Hevron, a Marine who did a tour of Iraq, said he joined the organization partly because, as he got off the plane from Iraq in early 2005, another returning soldier said to him, “I guess the next time I’ll see you will be at the VFW hall.”
It was meant as a joke, Hevron said, but nevertheless, he joined the only remaining VFW hall on the east bank of New Orleans, at Annunciation and Lyons streets. (Two other posts remain on the east bank, but both have relatively small memberships and have no halls.)
Over the next four years, Hevron attended meetings sporadically and became part of a fast-dwindling group, as fellow members who had fought in World War II and Korea died.
Between 2009 and 2011, Hevron juggled the post along with law school. He was able to help it limp along, tripling the membership from two to six or seven people. But the post’s active membership was still in the single digits in November 2011, when Hevron sat down with Jeremy Brewer, another Marine who had served in Iraq.
“I thought, ‘We either have to go big or go home,’ ” said Hevron, who recently handed over the reins as post commander to Brewer.
They ended up diving into their efforts, putting up a Facebook page and a website and examining ways to redo the post’s hall, a former grocery store that was in a state of disrepair.

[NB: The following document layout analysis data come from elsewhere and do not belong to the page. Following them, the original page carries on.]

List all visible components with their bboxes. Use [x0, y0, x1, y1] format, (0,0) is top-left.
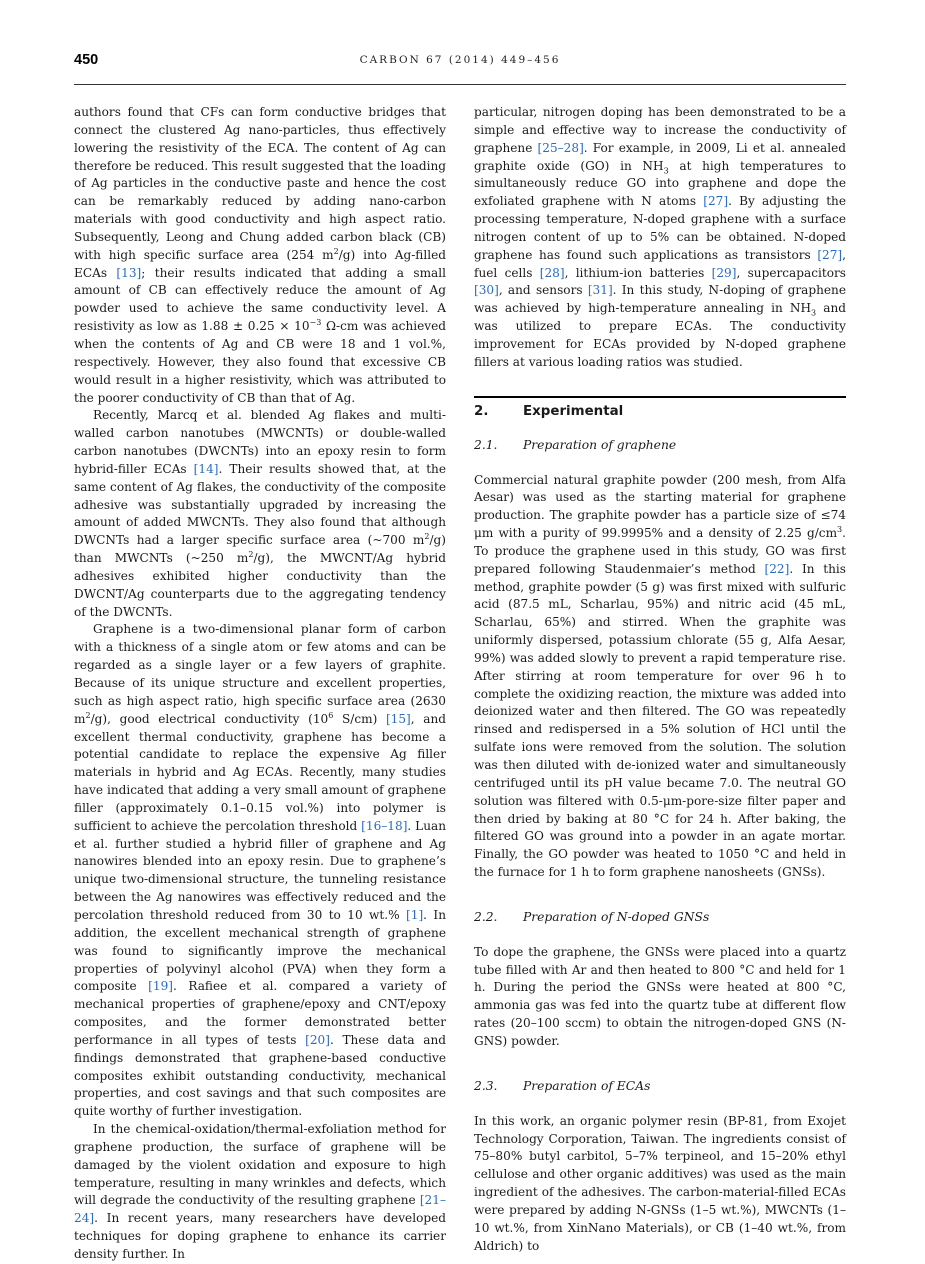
text-run: at high temperatures to simultaneously reduce GO into graphene and dope the exfoliated graphene with N atoms [474, 158, 846, 209]
subsection-heading-ecas [474, 1078, 846, 1096]
text-run: . In this study, N-doping of graphene was achieved by high-temperature annealing in NH [474, 283, 847, 316]
section-title: Experimental [523, 403, 624, 419]
section-number: 2. [474, 403, 489, 419]
text-run: . By adjusting the processing temperature, N-doped graphene with a surface nitrogen content of up to 5% can be obtained. N-doped graphene has found such applications as transistors [474, 194, 847, 262]
superscript: 2 [333, 246, 339, 256]
subsection-heading-graphene [474, 437, 846, 455]
superscript: 2 [424, 532, 430, 542]
text-run: S/cm) [333, 711, 386, 726]
text-run: Ω-cm was achieved when the contents of Ag and CB were 18 and 1 vol.%, respectively. However, they also found that excessive CB would result in a higher resistivity, which was attributed to the poorer conductivity of CB than that of Ag. [74, 319, 447, 405]
subsection-title: Preparation of ECAs [523, 1078, 651, 1093]
reference-link[interactable]: [19] [148, 979, 173, 994]
paragraph [74, 104, 446, 407]
text-run: /g) than MWCNTs (~250 m [74, 533, 446, 566]
text-run: In the chemical-oxidation/thermal-exfoliation method for graphene production, the surface of graphene will be damaged by the violent oxidation and exposure to high temperature, resulting in many wrinkles and defects, which will degrade the conductivity of the resulting graphene [74, 1122, 446, 1208]
reference-link[interactable]: [30] [474, 283, 499, 298]
subsection-number: 2.2. [474, 909, 498, 924]
text-run: , and excellent thermal conductivity, graphene has become a potential candidate to replace the expensive Ag filler materials in hybrid and Ag ECAs. Recently, many studies have indicated that adding a very small amount of graphene filler (approximately 0.1–0.15 vol.%) into polymer is sufficient to achieve the percolation threshold [74, 711, 446, 833]
text-run: . These data and findings demonstrated that graphene-based conductive composites exhibit outstanding conductivity, mechanical properties, and cost savings and that such composites are quite worthy of further investigation. [74, 1032, 446, 1119]
text-run: /g) into Ag-filled ECAs [74, 247, 446, 280]
paragraph [474, 472, 846, 882]
superscript: −3 [309, 318, 322, 328]
superscript: 2 [248, 550, 254, 560]
subsection-title: Preparation of N-doped GNSs [523, 909, 710, 924]
paragraph [74, 1121, 446, 1264]
text-run: Recently, Marcq et al. blended Ag flakes and multi-walled carbon nanotubes (MWCNTs) or double-walled carbon nanotubes (DWCNTs) into an epoxy resin to form hybrid-filler ECAs [74, 408, 446, 476]
journal-citation: CARBON 67 (2014) 449–456 [359, 54, 561, 66]
superscript: 2 [85, 710, 91, 720]
text-run: . Luan et al. further studied a hybrid filler of graphene and Ag nanowires blended into an epoxy resin. Due to graphene’s unique two-dimensional structure, the tunneling resistance between the Ag nanowires was effectively reduced and the percolation threshold reduced from 30 to 10 wt.% [74, 818, 446, 922]
text-run: Graphene is a two-dimensional planar form of carbon with a thickness of a single atom or few atoms and can be regarded as a single layer or a few layers of graphite. Because of its unique structure and excellent properties, such as high aspect ratio, high specific surface area (2630 m [74, 622, 446, 726]
subsection-title: Preparation of graphene [523, 437, 677, 452]
left-column [74, 104, 446, 1264]
reference-link[interactable]: [1] [406, 907, 424, 922]
text-run: particular, nitrogen doping has been demonstrated to be a simple and effective way to increase the conductivity of graphene [474, 105, 846, 155]
text-run: /g), the MWCNT/Ag hybrid adhesives exhibited higher conductivity than the DWCNT/Ag counterparts due to the aggregating tendency of the DWCNTs. [74, 551, 446, 619]
page-header [74, 52, 846, 85]
paragraph [474, 104, 846, 372]
subsection-number: 2.3. [474, 1078, 498, 1093]
right-column [474, 104, 846, 1255]
reference-link[interactable]: [13] [116, 265, 142, 280]
text-run: , and sensors [498, 283, 588, 298]
text-run: ; their results indicated that adding a small amount of CB can effectively reduce the amount of Ag powder used to achieve the same conductivity level. A resistivity as low as 1.88 ± 0.25 × 10 [74, 265, 446, 334]
text-run: . For example, in 2009, Li et al. annealed graphite oxide (GO) in NH [474, 140, 846, 173]
text-run: /g), good electrical conductivity (10 [90, 711, 329, 726]
text-run: . Their results showed that, at the same content of Ag flakes, the conductivity of the composite adhesive was substantially upgraded by increasing the amount of added MWCNTs. They also found that although DWCNTs had a larger specific surface area (~700 m [74, 461, 447, 548]
text-run: . In recent years, many researchers have developed techniques for doping graphene to enhance its carrier density further. In [74, 1211, 446, 1261]
reference-link[interactable]: [27] [817, 247, 843, 262]
text-run: . In this method, graphite powder (5 g) was first mixed with sulfuric acid (87.5 mL, Scharlau, 95%) and nitric acid (45 mL, Scharlau, 65%) and stirred. When the graphite was uniformly dispersed, potassium chlorate (55 g, Alfa Aesar, 99%) was added slowly to prevent a rapid temperature rise. After stirring at room temperature for over 96 h to complete the oxidizing reaction, the mixture was added into deionized water and then filtered. The GO was repeatedly rinsed and redispersed in a 5% solution of HCl until the sulfate ions were removed from the solution. The solution was then diluted with de-ionized water and simultaneously centrifuged until its pH value became 7.0. The neutral GO solution was filtered with 0.5-μm-pore-size filter paper and then dried by baking at 80 °C for 24 h. After baking, the filtered GO was ground into a powder in an agate mortar. Finally, the GO powder was heated to 1050 °C and held in the furnace for 1 h to form graphene nanosheets (GNSs). [474, 561, 846, 880]
paragraph [74, 621, 446, 1121]
reference-link[interactable]: [15] [385, 711, 411, 726]
subsection-number: 2.1. [474, 437, 498, 452]
reference-link[interactable]: [28] [539, 265, 565, 280]
spacer [474, 1051, 846, 1066]
page-number: 450 [74, 52, 99, 68]
subscript: 3 [663, 165, 669, 175]
text-run: , fuel cells [474, 247, 846, 280]
reference-link[interactable]: [27] [703, 194, 729, 209]
reference-link[interactable]: [14] [193, 461, 219, 476]
reference-link[interactable]: [22] [764, 561, 790, 576]
text-run: Commercial natural graphite powder (200 mesh, from Alfa Aesar) was used as the starting material for graphene production. The graphite powder has a particle size of ≤74 μm with a purity of 99.9995% and a density of 2.25 g/cm [474, 472, 846, 541]
reference-link[interactable]: [25–28] [537, 140, 584, 155]
paragraph [74, 407, 446, 621]
section-heading-experimental [474, 396, 846, 425]
text-run: . In addition, the excellent mechanical strength of graphene was found to significantly improve the mechanical properties of polyvinyl alcohol (PVA) when they form a composite [74, 907, 446, 994]
text-run: and was utilized to prepare ECAs. The conductivity improvement for ECAs provided by N-doped graphene fillers at various loading ratios was studied. [474, 301, 846, 369]
reference-link[interactable]: [16–18] [361, 818, 408, 833]
subscript: 3 [811, 308, 817, 318]
text-run: , lithium-ion batteries [564, 265, 712, 280]
spacer [474, 882, 846, 897]
superscript: 3 [837, 525, 843, 534]
reference-link[interactable]: [29] [711, 265, 737, 280]
reference-link[interactable]: [20] [305, 1032, 330, 1047]
paragraph: In this work, an organic polymer resin (BP-81, from Exojet Technology Corporation, Taiwan. The ingredients consist of 75–80% butyl carbitol, 5–7% terpineol, and 15–20% ethyl cellulose and other organic additives) was used as the main ingredient of the adhesives. The carbon-material-filled ECAs were prepared by adding N-GNSs (1–5 wt.%), MWCNTs (1–10 wt.%, from XinNano Materials), or CB (1–40 wt.%, from Aldrich) to [474, 1113, 846, 1253]
text-run: . To produce the graphene used in this study, GO was first prepared following Staudenmaier’s method [474, 526, 846, 576]
reference-link[interactable]: [31] [587, 283, 613, 298]
text-run: authors found that CFs can form conductive bridges that connect the clustered Ag nano-particles, thus effectively lowering the resistivity of the ECA. The content of Ag can therefore be reduced. This result suggested that the loading of Ag particles in the conductive paste and hence the cost can be remarkably reduced by adding nano-carbon materials with good conductivity and high aspect ratio. Subsequently, Leong and Chung added carbon black (CB) with high specific surface area (254 m [74, 105, 446, 262]
subsection-heading-n-doped [474, 909, 846, 927]
text-run: , supercapacitors [736, 265, 846, 280]
paragraph: To dope the graphene, the GNSs were placed into a quartz tube filled with Ar and then heated to 800 °C and held for 1 h. During the period the GNSs were heated at 800 °C, ammonia gas was fed into the quartz tube at different flow rates (20–100 sccm) to obtain the nitrogen-doped GNS (N-GNS) powder. [474, 944, 846, 1048]
text-run: . Rafiee et al. compared a variety of mechanical properties of graphene/epoxy and CNT/epoxy composites, and the former demonstrated better performance in all types of tests [74, 979, 446, 1047]
superscript: 6 [328, 710, 334, 720]
reference-link[interactable]: [21–24] [74, 1193, 446, 1226]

At this point, the post is up to 170 members.
Most of the new members served in Iraq or Afghanistan, but it’s “a mixed bag” and includes “older guys like me,” said Larry Jones, 67, who transferred his membership from a post in Metairie.
Jones, who fought in three wars — starting with Vietnam and ending with Desert Storm — said he was drawn by the momentum of the re-energized post, its diverse membership and its leaders, Hevron and Brewer.
And now, with the post’s personnel in better shape, the next mission was to redo the Lyons Street building.
An apartment upstairs that will be available to soldiers transitioning back to civilian life was the first priority. It’s now close to finished, with new countertops and other fixtures, all donated. A few weeks ago, workers gutted the downstairs, where there will be a kitchen, an office, a conference room and a more spacious meeting hall.
Jones can’t stop admiring the efforts. “They pulled the post up by its bootstraps,” he said of Hevron and Brewer.
David Weller, who served in the Navy for 24 years as a flight officer, lives not far from the post. He recalled how, a few years ago, as he walked his dog, he saw the VFW crest on the post’s door but felt disappointed because the building was always dark.
“I thought, ‘Too bad,’ ” said Weller, who was transitioning home at the time and knew he would miss the camaraderie he’d found with his Navy colleagues. Then one day, he saw lights on. He ran home, left the dog and told his wife he was going to the post. “I expected that I’d be one of the youngest by 30 or 40 years,” said Weller, who is 44. Instead, he was one of the oldest in the room.
The post also defies national trends. Although more than 2 million veterans have now returned home from the Iraqi and Afghanistan conflicts, overall VFW membership numbers haven’t risen, said spokeswoman Randi Law. Today’s membership stands at 1.4 million, 2 million fewer than five years ago.
Jesse Cannon, 66, a new member of Post 8973, joined after his post in Amite dissolved because of lack of membership. “It was all old guys and they were dying,” he said.
Others recall walking into their first meeting fearing they’d be in a room of old geezers drinking beer and smoking cigarettes. “That’s what kept me away,” said Joe Dufrene, 46, a Navy corpsman/medic who served in Desert Storm. Instead, he said, he found “incredible camaraderie” at the new post.
Members still get a monthly dose of what Jones calls “the three B’s: beer, brats and bull,” though their beers are more often micro-brewed these days.
But rather than the stereotypical smoky, boozy hangout, there is much more substance, Cannon said, noting the broad range of veterans’ services offered at the post: job fairs, legal assistance clinics, résumé-building and jobs-skills assistance for veterans returning home, and help with Veterans Affairs medical claims, often provided by Jones, a service officer for Disabled American Veterans, another veterans advocacy group.